En début d'adolescence, j'ai eu une importante scoliose. Après être restée hospitalisé plusieurs mois, plâtrée du bassin au menton, j'ai vécu quatre ans avec un corset.
Mes problèmes cardiaques m'empêchaient de respirer correctement.
A 25 ans, j'ai eu un enfant. J'étais hospitalisée tout le temps de ma grossesse. Aujourd'hui il a 17 ans et il est en parfaite santé.
Et dans les années 90, le Professeur GERARD m'a laissé entendre que dans quelques temps une greffe cœur-poumon serait nécessaire.

En 1996, ma situation s'aggrave. Je suis hospitalisée en urgence, je commence à cyanoser. Je ressors sous oxygène, à garder entre 15 et 18 heures sur 24.
Le Professeur prend sa retraite et transmet mon dossier à un autre cardiologue, le Professeur METRAS, qui décide de faire le bilan pré-greffe et de m'inscrire sur liste d'attente.
Là commence l'attente, je suis toujours sous oxygène. Et puis sept mois et demi après, un soir de février 2000, mon téléphone sonne et on m'annonce qu'il y a des organes pour moi. On me laisse le choix d'y aller ou pas. J'ai pensé à mon donneur, cet homme ou cette femme qui venait de décéder. Je suis allée à l'hôpital avec mon mari. Pendant tout le voyage nous avons peu parlé ; nous pensions très fort à cette personne, à ma vie actuelle et à celle à venir.
A l'hôpital, on m'a fait les derniers examens et puis…pour moi c'est le trou noir. Mon mari m'a expliqué que la greffe à durée 12 heures environ, et que tout s'était bien passé. Peu à peu j'ai repris mes esprits. C'est là que j'ai réalisé le don qui m'a été fait, un nouveau cœur et des poumons. Mes pensées étaient pour le donneur et sa famille. Grâce à cette générosité j'allais à nouveau profiter de la vie.
Après une longue hospitalisation et de nombreux examens, je suis rentrée chez moi. Plus besoin d'oxygène, plus de"fil à la patte" ! J'ai un traitement très lourd, ce qu'on appelle un "anti-rejet" ; je dois prendre ce médicament toutes les 12 heures, ceci à vie. Je suis suivie de très près par l'équipe médicale. Je rencontre le Professeur tous les quatre mois pour ajuster le traitement, et tous les deux ans on me fait une coronarographie et un bilan complet.
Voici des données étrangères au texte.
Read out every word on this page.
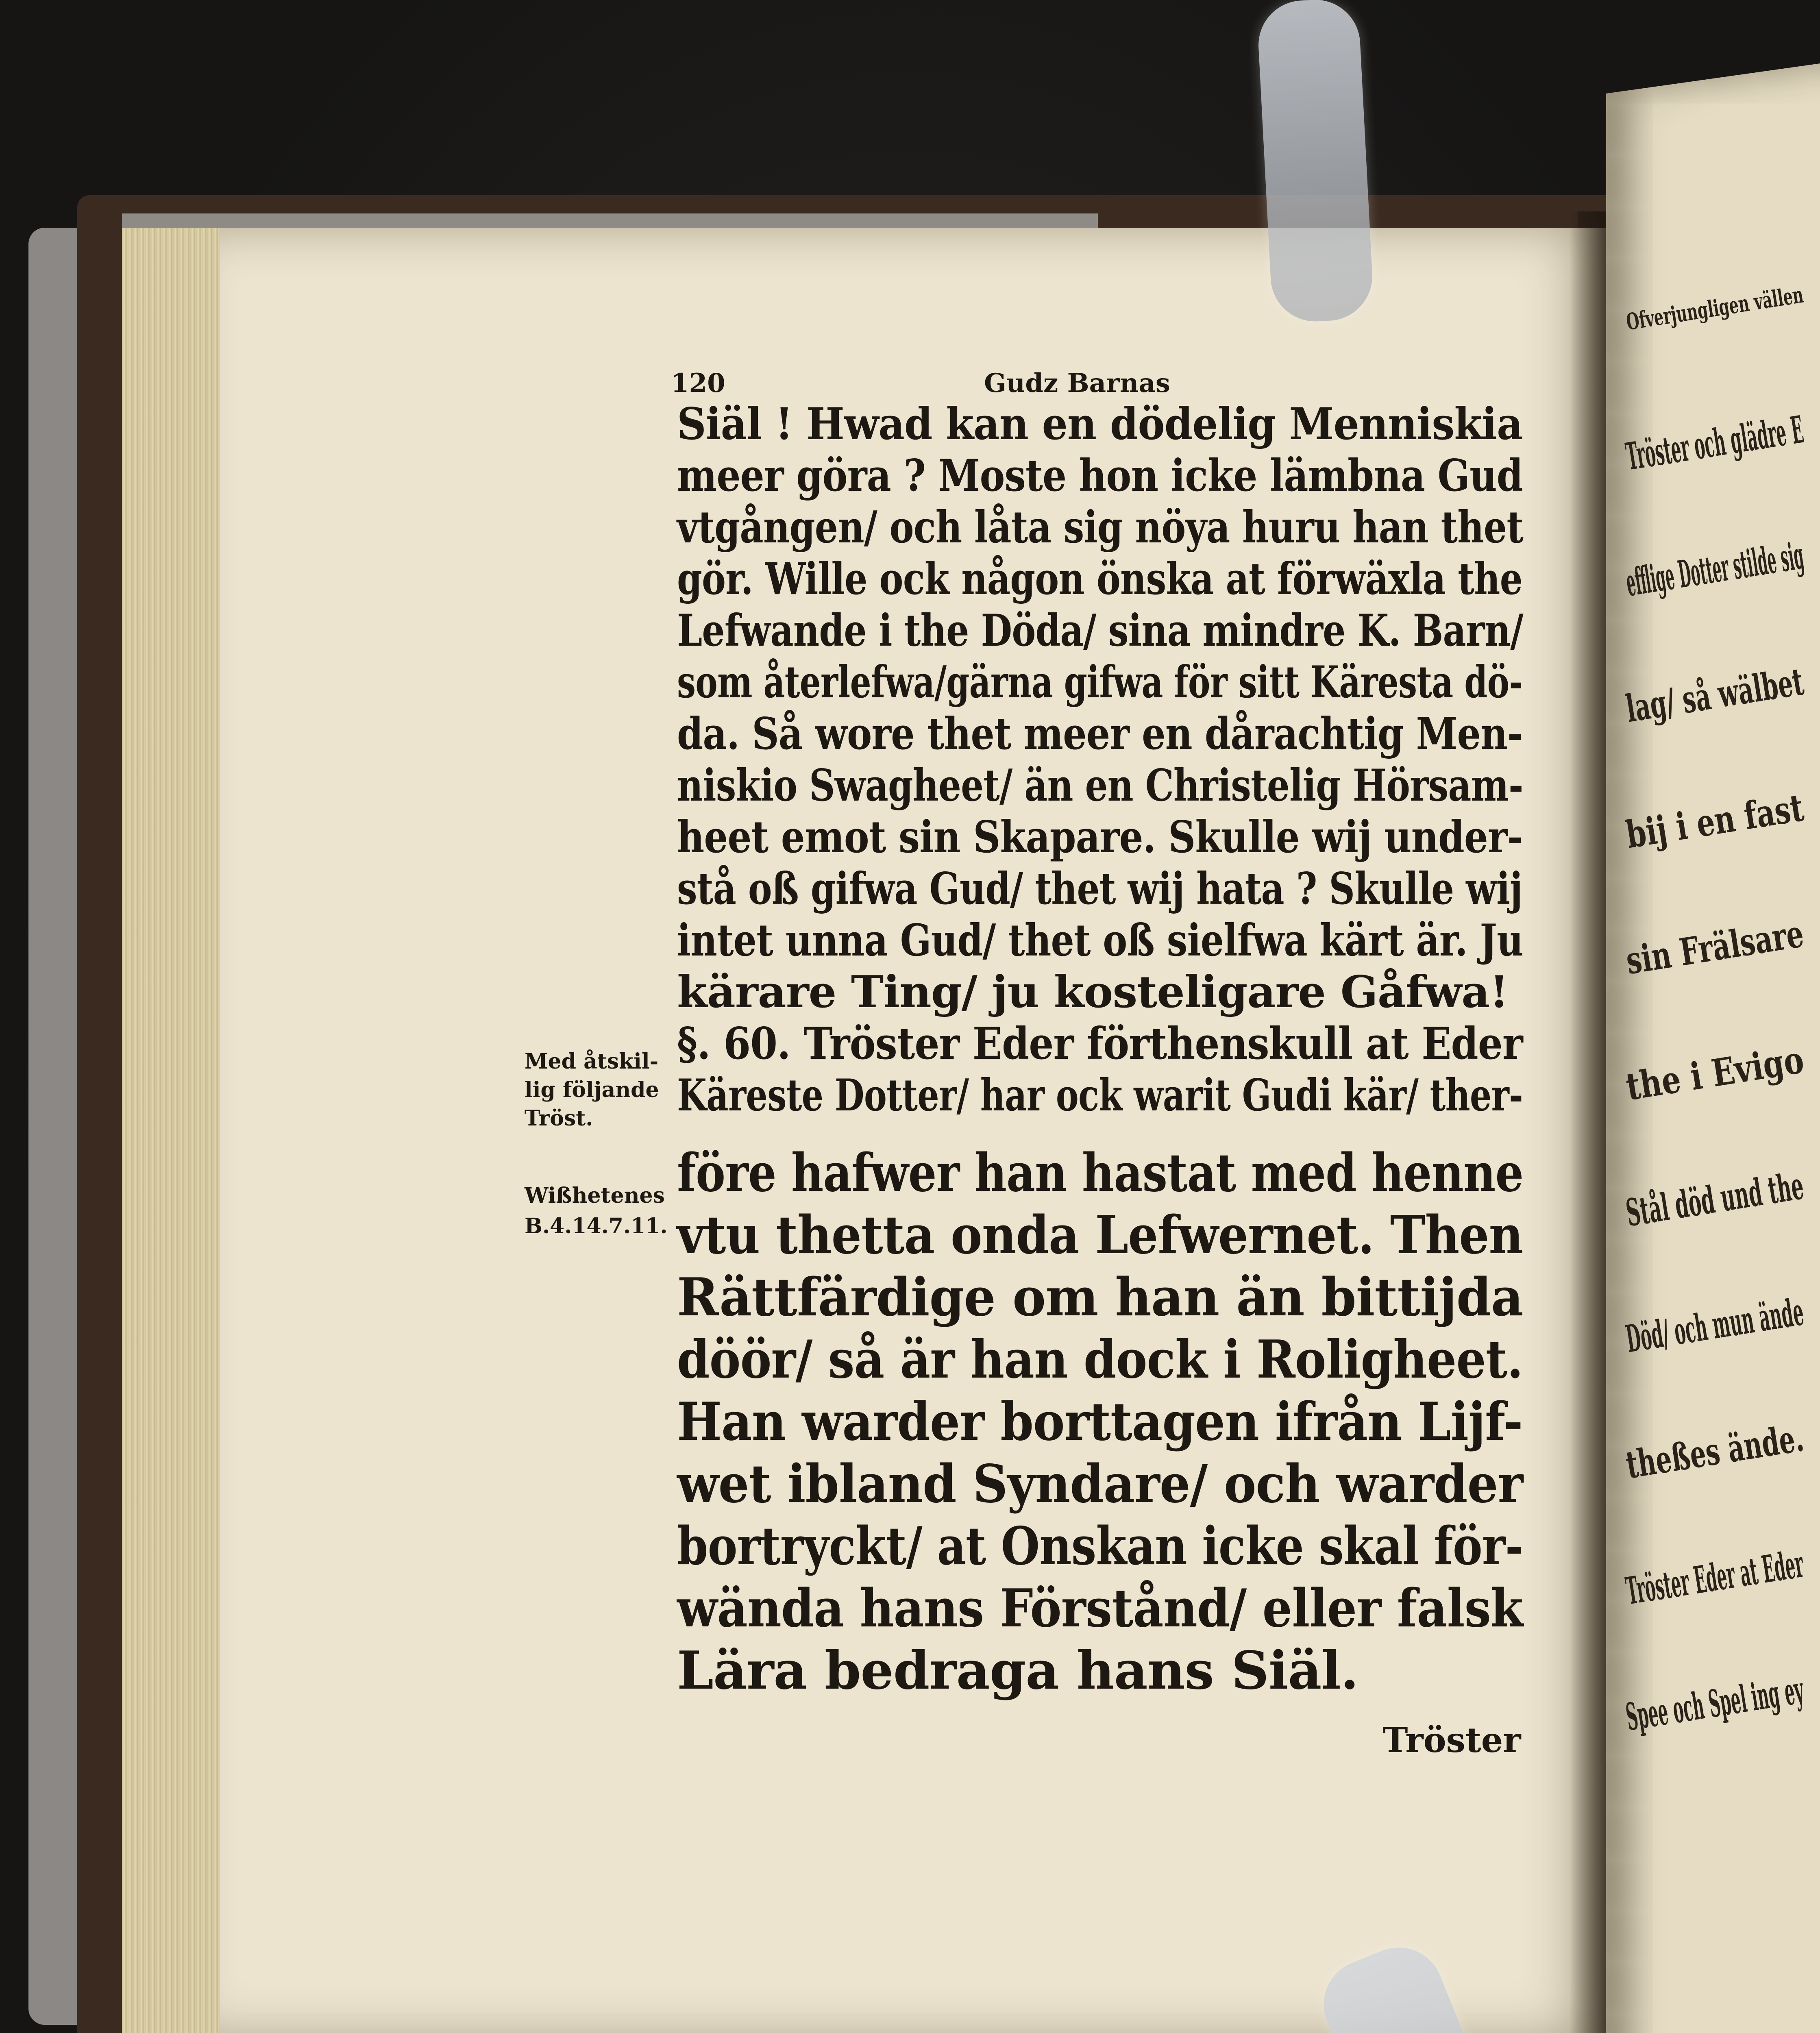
Ofverjungligen vällen
Tröster och glädre E
efflige Dotter stilde sig
lag/ så wälbet
bij i en fast
sin Frälsare
the i Evigo
Stål död und the
Död/ och mun ände
theßes ände.
Tröster Eder at Eder
Spee och Spel ing ey
120	Gudz Barnas
Siäl ! Hwad kan en dödelig Menniskia
meer göra ? Moste hon icke lämbna Gud
vtgången/ och låta sig nöya huru han thet
gör. Wille ock någon önska at förwäxla the
Lefwande i the Döda/ sina mindre K. Barn/
som återlefwa/gärna gifwa för sitt Käresta dö-
da. Så wore thet meer en dårachtig Men-
niskio Swagheet/ än en Christelig Hörsam-
heet emot sin Skapare. Skulle wij under-
stå oß gifwa Gud/ thet wij hata ? Skulle wij
intet unna Gud/ thet oß sielfwa kärt är. Ju
kärare Ting/ ju kosteligare Gåfwa!
§. 60. Tröster Eder förthenskull at Eder
Käreste Dotter/ har ock warit Gudi kär/ ther-
före hafwer han hastat med henne
vtu thetta onda Lefwernet. Then
Rättfärdige om han än bittijda
döör/ så är han dock i Roligheet.
Han warder borttagen ifrån Lijf-
wet ibland Syndare/ och warder
bortryckt/ at Onskan icke skal för-
wända hans Förstånd/ eller falsk
Lära bedraga hans Siäl.
Med åtskil-
lig följande
Tröst.
Wißhetenes
B.4.14.7.11.
Tröster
Depuis ma greffe je revis. J'ai repris une activité sportive, de l'aquagym, et je fais un peu de marche.
Mais tous les jours, je pense à mon donneur, à sa famille et à l'équipe médicale. Mon donneur est là, avec moi, je le protège. Il m'a été confié une partie de lui-même et maintenant c'est à moi d'y faire attention.

"Merci à toi mon donneur anonyme, pour ce don, ce miracle… Et merci à toute l'équipe du 10ème étage de la Timone".